Старик утвердительно кивнул, прикрыв глаза. Он сидел очень прямо, прислонившись спиной к стене и сложив руки на коленях, как сидят обычно пожилые люди, внимая рассказам о прошлом и забываясь в мечтах о нем. Он слушал и, не желая дать болтовне торговца маслом увлечь себя, бурчал под нос:

— Солдатские россказни, все это солдатские россказни. Такие же неправдоподобные, по сути дела, как охотничьи истории. — И гладил по спине своего пса, лежавшего под столом.

Между тем он сам был охотником, точнее, некогда был, и к тому же слыл метким стрелком. Но именно поэтому очень хорошо понимал, как любит охотник прихвастнуть, ибо по-настоящему интересные моменты в его жизни редки. Даже крайне редки, если рассудить хорошенько.

— Служба есть служба, она всегда одинакова, — заметил он торговцу маслом.

— Всегда одинакова? Вы считаете так потому, что никогда не служили в армии. В мое время, дядюшка Анибал, один только ранец весил тридцать килограммов.

— Тридцать килограммов?!

— Да, тридцать килограммов, представьте себе. Все мои сверстники помнят об этих ранцах. Они вошли в историю. Много лет спустя еще говорили: ранцы девятьсот девятнадцатого года.

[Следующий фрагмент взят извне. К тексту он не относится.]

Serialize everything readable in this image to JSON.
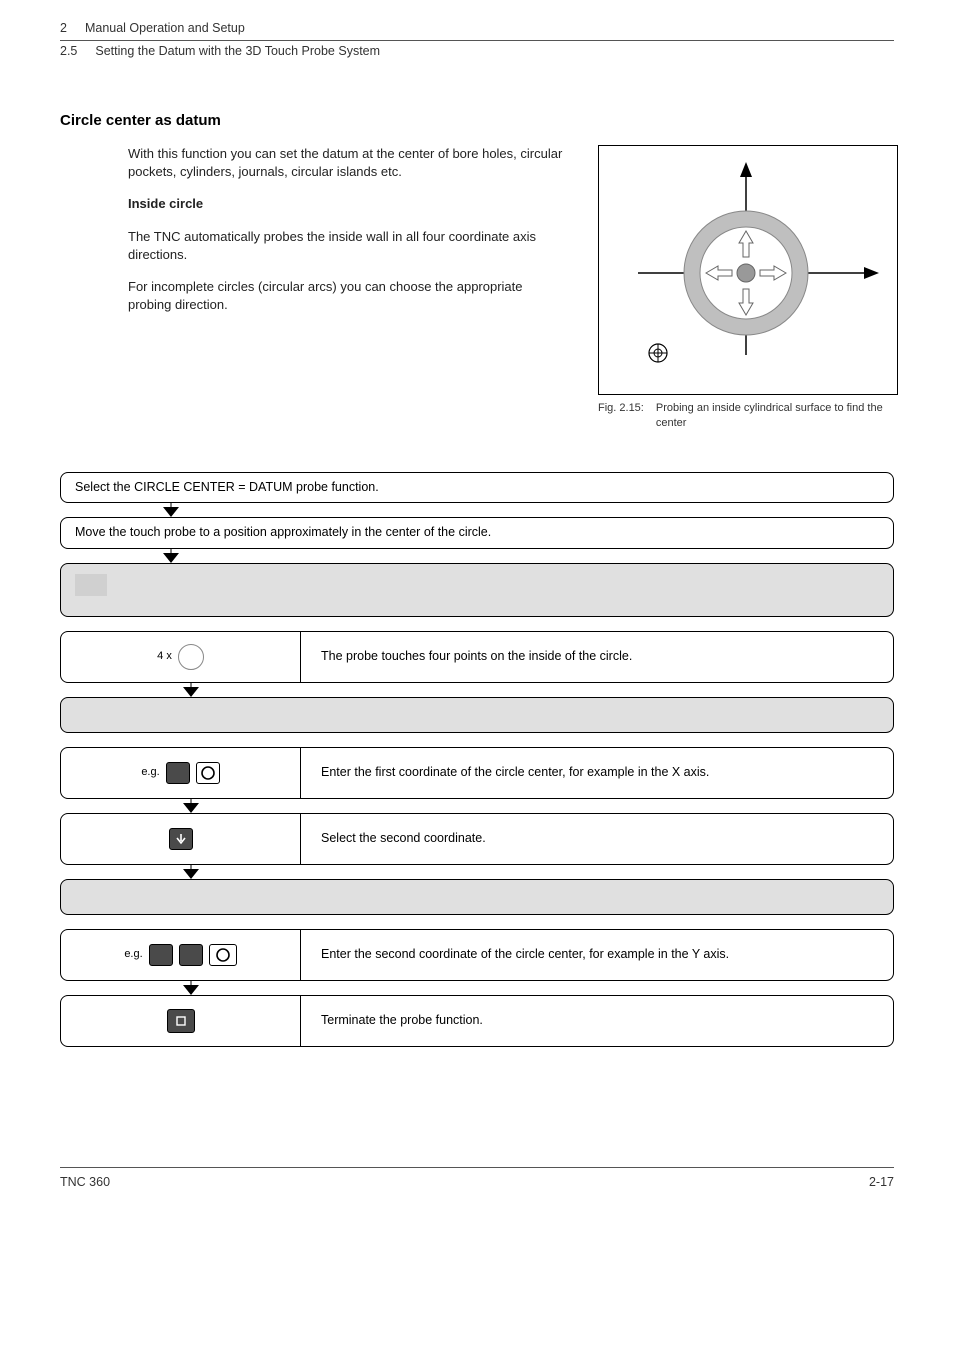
{
  "header": {
    "chapter_num": "2",
    "chapter_title": "Manual Operation and Setup",
    "section_num": "2.5",
    "section_title": "Setting the Datum with the 3D Touch Probe System"
  },
  "title": "Circle center as datum",
  "intro": "With this function you can set the datum at the center of bore holes, circular pockets, cylinders, journals, circular islands etc.",
  "sub_heading": "Inside circle",
  "para1": "The TNC automatically probes the inside wall in all four coordinate axis directions.",
  "para2": "For incomplete circles (circular arcs) you can choose the appropriate probing direction.",
  "figure": {
    "label": "Fig. 2.15:",
    "caption": "Probing an inside cylindrical surface to find the center"
  },
  "steps": {
    "s1": "Select the CIRCLE CENTER = DATUM probe function.",
    "s2": "Move the touch probe to a position approximately in the center of the circle.",
    "s3_left": "4 x",
    "s3_right": "The probe touches four points on the inside of the circle.",
    "s4_left": "e.g.",
    "s4_right": "Enter the first coordinate of the circle center, for example in the X axis.",
    "s5_right": "Select the second coordinate.",
    "s6_left": "e.g.",
    "s6_right": "Enter the second coordinate of the circle center, for example in the Y axis.",
    "s7_right": "Terminate the probe function."
  },
  "footer": {
    "left": "TNC 360",
    "right": "2-17"
  }
}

Торговец маслом, бывший ординарцем капитана и ухитрившийся в трудный период 1919–1920 годов избежать отправки на фронт, не смог, несмотря на всю свою ловкость и изворотливость, увильнуть от ужасного ранца. Он славился тем, что мог обвести вокруг пальца кого угодно, в том числе и врачей. Однажды этот плут явился в военный госпиталь дрожа как в лихорадке, и ни один медик не догадался, что вся его болезнь происходит от дольки чеснока, засунутой в задний проход и пропитанной каким-то снадобьем, данным ему неким аптекарем из Берингела.

Увы, хоть торговец растительным маслом и был способен на любые проделки, с честью выходя победителем из самых трудных положений — в конце концов он-таки сбросил военный мундир, — но одного противника он все же не сумел одолеть, и это был ранец.

— От ранцев никому не удавалось освободиться, — признался он, почесывая затылок. — Хоть на стенку лезь, а от ранца никак не отвертишься.

— И капралы тоже?

— В те времена и капралы.

— А сержанты?

— Сержанты непременно должны были участвовать в походах… Часто приходилось топать по двадцать километров в каске и с пистолетом.

— Но без ранца…

— Это конечно… Сержанты без ранца… Когда я говорю: «Никому не удавалось», я имею в виду солдат.

Анибал снова ворчит про себя:

— Опять охотничьи истории. Двадцать километров и еще бог знает что, и все, чтобы подстрелить несчастного зайца.

— В самом деле двадцать километров? — переспрашивает этот снедаемый любопытством бывалый человек хвастуна торговца. — Зачем столько километров, скажите на милость?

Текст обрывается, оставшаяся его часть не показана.